Copyriot quite recently proposed a general theory of exhaustion. Well, would it be possible, or make anything clearer, to make a connection between peak oil and brain drain in relation to present day crisis capitalism? Here goes some excerpts on exhaustion, in order to make to put our cognitive capacities to work…
exhaustion |igˈzôs ch ən|
noun
- a state of extreme physical or mental fatigue : he was pale with exhaustion.
- the action or state of using something up or of being used up completely : the rapid exhaustion of fossil fuel reserves.• the action of exploring a subject or options so fully that there is nothing further to be said or discovered : the total exhaustion of viable systematic alternatives.
• Logic the process of establishing a conclusion by eliminating all the alternatives.
ORIGIN early 17th cent.: from late Latin exhaustio(n-), from Latin exhaurire ‘drain out’ (see exhaust ).
– Oxford American dictionaries
The restrictions on flow that affect fossil fuels are the product of geology and economics, not bank regulations, but the principle is the same. It’s simply not possible to extract more than a certain amount of oil from a given oil field per year – the amount varies from field to field due to fine details of geology – and trying to do so is a good way to exhaust the field prematurely, losing the chance to get some of the oil you might have had by doing things the right way. Despite all the ballyhoo about high-tech methods of extracting oil from the ground, in practice, those turn out to get about the same amount of oil as the old-fashioned method, just a lot faster; in practice, that means that the field keeps production at a higher plateau for a while longer, but runs dry sooner. The limits to coal and natural gas production are a bit more straightforward: neither one is cheap to produce, and the faster you want to produce it, the more it’s going to cost you and the sooner you run out of good places to dig or drill.
– John Michael Greer, “Energy Funds, Energy Flows”
Today psychopathy reveals itself ever more clearly as a social epidemic and, more precisely, a socio-communicational one. If you want to survive you have to be competitive and if you want to be competitive you must be connected, receive and process continuously an immense and growing mass of data. This provokes a constant attentive stress, a reduction of the time available for affectivity. These two tendencies, inseparably linked, provoke an effect of devastation on the individual psyche: depression, panic, anxiety, the sense of solitude and existential misery. But these individual symptoms cannot be indefinitely isolated, as psychopathology has done up until now and as economic power wishes to do. It is not possible to say: “You are exhausted, go and take a vacation at Club Med, take a pill, make a cure, get the hell away from it all, recover in the psychiatric hospital, kill yourself.” It is no longer possible, for the simple reason that it is no longer a matter of a small minority of crazies or a marginal amount of depressives. It concerns a growing mass of existential misery that is tending always more to explode in the center of the social system. Besides, it is necessary to consider a decisive fact: at the time when capital needed to suck in physical energy from its exploited and from its slaves, psychopathology could be relatively marginalized. Your psychic suffering didn’t matter much to capital when you only had to insert screws and handle a lathe. You could be as sad as a solitary fly in a bottle, but your productivity was hardly affected because your muscles could still function. Today capital needs mental energies, psychic energies. And these are exactly the capacities that are fucking up. It’s because of this that psychopathology is exploding in the center of the social scene.

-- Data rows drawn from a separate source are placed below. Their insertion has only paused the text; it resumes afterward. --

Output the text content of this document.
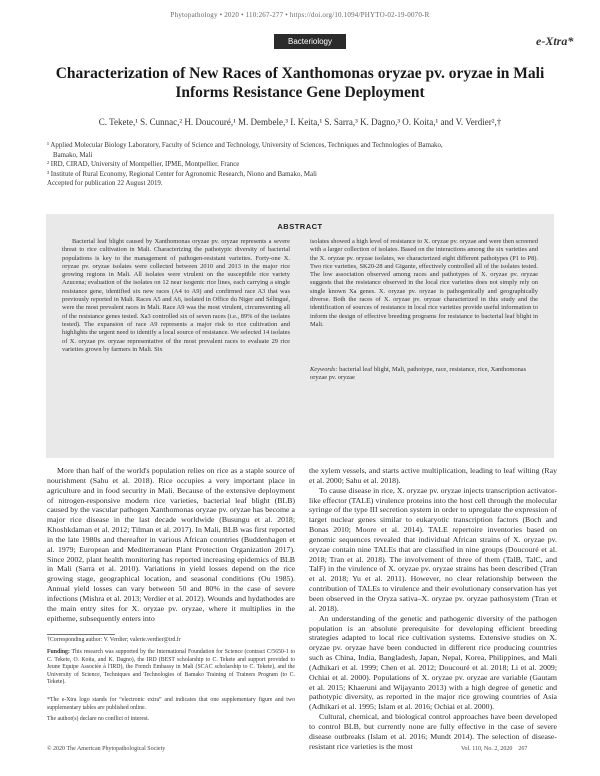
Phytopathology • 2020 • 110:267-277 • https://doi.org/10.1094/PHYTO-02-19-0070-R
Bacteriology	e-Xtra*
Characterization of New Races of Xanthomonas oryzae pv. oryzae in Mali Informs Resistance Gene Deployment
C. Tekete,¹ S. Cunnac,² H. Doucouré,¹ M. Dembele,³ I. Keita,¹ S. Sarra,³ K. Dagno,³ O. Koita,¹ and V. Verdier²,†
¹ Applied Molecular Biology Laboratory, Faculty of Science and Technology, University of Sciences, Techniques and Technologies of Bamako,
Bamako, Mali
² IRD, CIRAD, University of Montpellier, IPME, Montpellier, France
³ Institute of Rural Economy, Regional Center for Agronomic Research, Niono and Bamako, Mali
Accepted for publication 22 August 2019.
ABSTRACT
Bacterial leaf blight caused by Xanthomonas oryzae pv. oryzae represents a severe threat to rice cultivation in Mali. Characterizing the pathotypic diversity of bacterial populations is key to the management of pathogen-resistant varieties. Forty-one X. oryzae pv. oryzae isolates were collected between 2010 and 2013 in the major rice growing regions in Mali. All isolates were virulent on the susceptible rice variety Azucena; evaluation of the isolates on 12 near isogenic rice lines, each carrying a single resistance gene, identified six new races (A4 to A9) and confirmed race A3 that was previously reported in Mali. Races A5 and A6, isolated in Office du Niger and Sélingué, were the most prevalent races in Mali. Race A9 was the most virulent, circumventing all of the resistance genes tested. Xa3 controlled six of seven races (i.e., 89% of the isolates tested). The expansion of race A9 represents a major risk to rice cultivation and highlights the urgent need to identify a local source of resistance. We selected 14 isolates of X. oryzae pv. oryzae representative of the most prevalent races to evaluate 29 rice varieties grown by farmers in Mali. Six
isolates showed a high level of resistance to X. oryzae pv. oryzae and were then screened with a larger collection of isolates. Based on the interactions among the six varieties and the X. oryzae pv. oryzae isolates, we characterized eight different pathotypes (P1 to P8). Two rice varieties, SK20-28 and Gigante, effectively controlled all of the isolates tested. The low association observed among races and pathotypes of X. oryzae pv. oryzae suggests that the resistance observed in the local rice varieties does not simply rely on single known Xa genes. X. oryzae pv. oryzae is pathogenically and geographically diverse. Both the races of X. oryzae pv. oryzae characterized in this study and the identification of sources of resistance in local rice varieties provide useful information to inform the design of effective breeding programs for resistance to bacterial leaf blight in Mali.
Keywords: bacterial leaf blight, Mali, pathotype, race, resistance, rice, Xanthomonas oryzae pv. oryzae

More than half of the world's population relies on rice as a staple source of nourishment (Sahu et al. 2018). Rice occupies a very important place in agriculture and in food security in Mali. Because of the extensive deployment of nitrogen-responsive modern rice varieties, bacterial leaf blight (BLB) caused by the vascular pathogen Xanthomonas oryzae pv. oryzae has become a major rice disease in the last decade worldwide (Busungu et al. 2018; Khoshkdaman et al. 2012; Tilman et al. 2017). In Mali, BLB was first reported in the late 1980s and thereafter in various African countries (Buddenhagen et al. 1979; European and Mediterranean Plant Protection Organization 2017). Since 2002, plant health monitoring has reported increasing epidemics of BLB in Mali (Sarra et al. 2010). Variations in yield losses depend on the rice growing stage, geographical location, and seasonal conditions (Ou 1985). Annual yield losses can vary between 50 and 80% in the case of severe infections (Mishra et al. 2013; Verdier et al. 2012). Wounds and hydathodes are the main entry sites for X. oryzae pv. oryzae, where it multiplies in the epitheme, subsequently enters into

the xylem vessels, and starts active multiplication, leading to leaf wilting (Ray et al. 2000; Sahu et al. 2018).

To cause disease in rice, X. oryzae pv. oryzae injects transcription activator-like effector (TALE) virulence proteins into the host cell through the molecular syringe of the type III secretion system in order to upregulate the expression of target nuclear genes similar to eukaryotic transcription factors (Boch and Bonas 2010; Moore et al. 2014). TALE repertoire inventories based on genomic sequences revealed that individual African strains of X. oryzae pv. oryzae contain nine TALEs that are classified in nine groups (Doucouré et al. 2018; Tran et al. 2018). The involvement of three of them (TalB, TalC, and TalF) in the virulence of X. oryzae pv. oryzae strains has been described (Tran et al. 2018; Yu et al. 2011). However, no clear relationship between the contribution of TALEs to virulence and their evolutionary conservation has yet been observed in the Oryza sativa–X. oryzae pv. oryzae pathosystem (Tran et al. 2018).

An understanding of the genetic and pathogenic diversity of the pathogen population is an absolute prerequisite for developing efficient breeding strategies adapted to local rice cultivation systems. Extensive studies on X. oryzae pv. oryzae have been conducted in different rice producing countries such as China, India, Bangladesh, Japan, Nepal, Korea, Philippines, and Mali (Adhikari et al. 1999; Chen et al. 2012; Doucouré et al. 2018; Li et al. 2009; Ochiai et al. 2000). Populations of X. oryzae pv. oryzae are variable (Gautam et al. 2015; Khaeruni and Wijayanto 2013) with a high degree of genetic and pathotypic diversity, as reported in the major rice growing countries of Asia (Adhikari et al. 1995; Islam et al. 2016; Ochiai et al. 2000).

Cultural, chemical, and biological control approaches have been developed to control BLB, but currently none are fully effective in the case of severe disease outbreaks (Islam et al. 2016; Mundt 2014). The selection of disease-resistant rice varieties is the most

†Corresponding author: V. Verdier; valerie.verdier@ird.fr
Funding: This research was supported by the International Foundation for Science (contract C/5650-1 to C. Tekete, O. Koita, and K. Dagno), the IRD (BEST scholarship to C. Tekete and support provided to Jeune Equipe Associée à l'IRD), the French Embassy in Mali (SCAC scholarship to C. Tekete), and the University of Science, Techniques and Technologies of Bamako Training of Trainers Program (to C. Tekete).
*The e-Xtra logo stands for “electronic extra” and indicates that one supplementary figure and two supplementary tables are published online.
The author(s) declare no conflict of interest.
© 2020 The American Phytopathological Society	Vol. 110, No. 2, 2020    267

– Bifo, Precarious Rhapsody, p. 42
Traveling the circuits of social communication, the erotic object is multiplied to the point of becoming omnipresent. But excitation is no longer the prelude to any conclusion and multiplies desire to the point of shattering it. The unlimited nature of cyberspace endows experience with a kind of inconclusiveness. Aggressiveness and exhaustion follow from this unlimited opening of the circuits of excitation. Isn’t this perhaps an explanation of the erotic anxiety that leads to de-eroticization and that mix of hypersexuality and asexuality that characterizes post-urban life? The city was the place where the human body encountered the human body, the site of the gaze, contact, slow emotion and pleasure. In the post-urban dimension of the cyberspatial sprawl, contact seems to become impossible, replaced by precipitous forms of experience that overlap with commercialization and violence.
– Precarious Rhapsody, p. 90-91
The good side of teaching is that I’m doing Capital for the first time in years (not the whole thing but more of it than I’ve done in the past). The challenging side of teaching is my digital networks class. It is completely labor intensive–extra layers of interaction on top of the regular class format, layers that are supposed to help students connect to and comprehend the readings but which don’t seem to be having that affect. Together the two classes make me think about how much of a neoliberal subject I am, how I’ve incorporated the ideology that tells me that the more I am working the better I am, even when this is obviously false. I’m not better–I’m exhausted, disconnected, distracted, and confused. Also, the amount of work I do doesn’t influence my pay and I have tenure. So I work out a sense of commitment, professionalism, all those things that bourgeois ideology convinces us are important.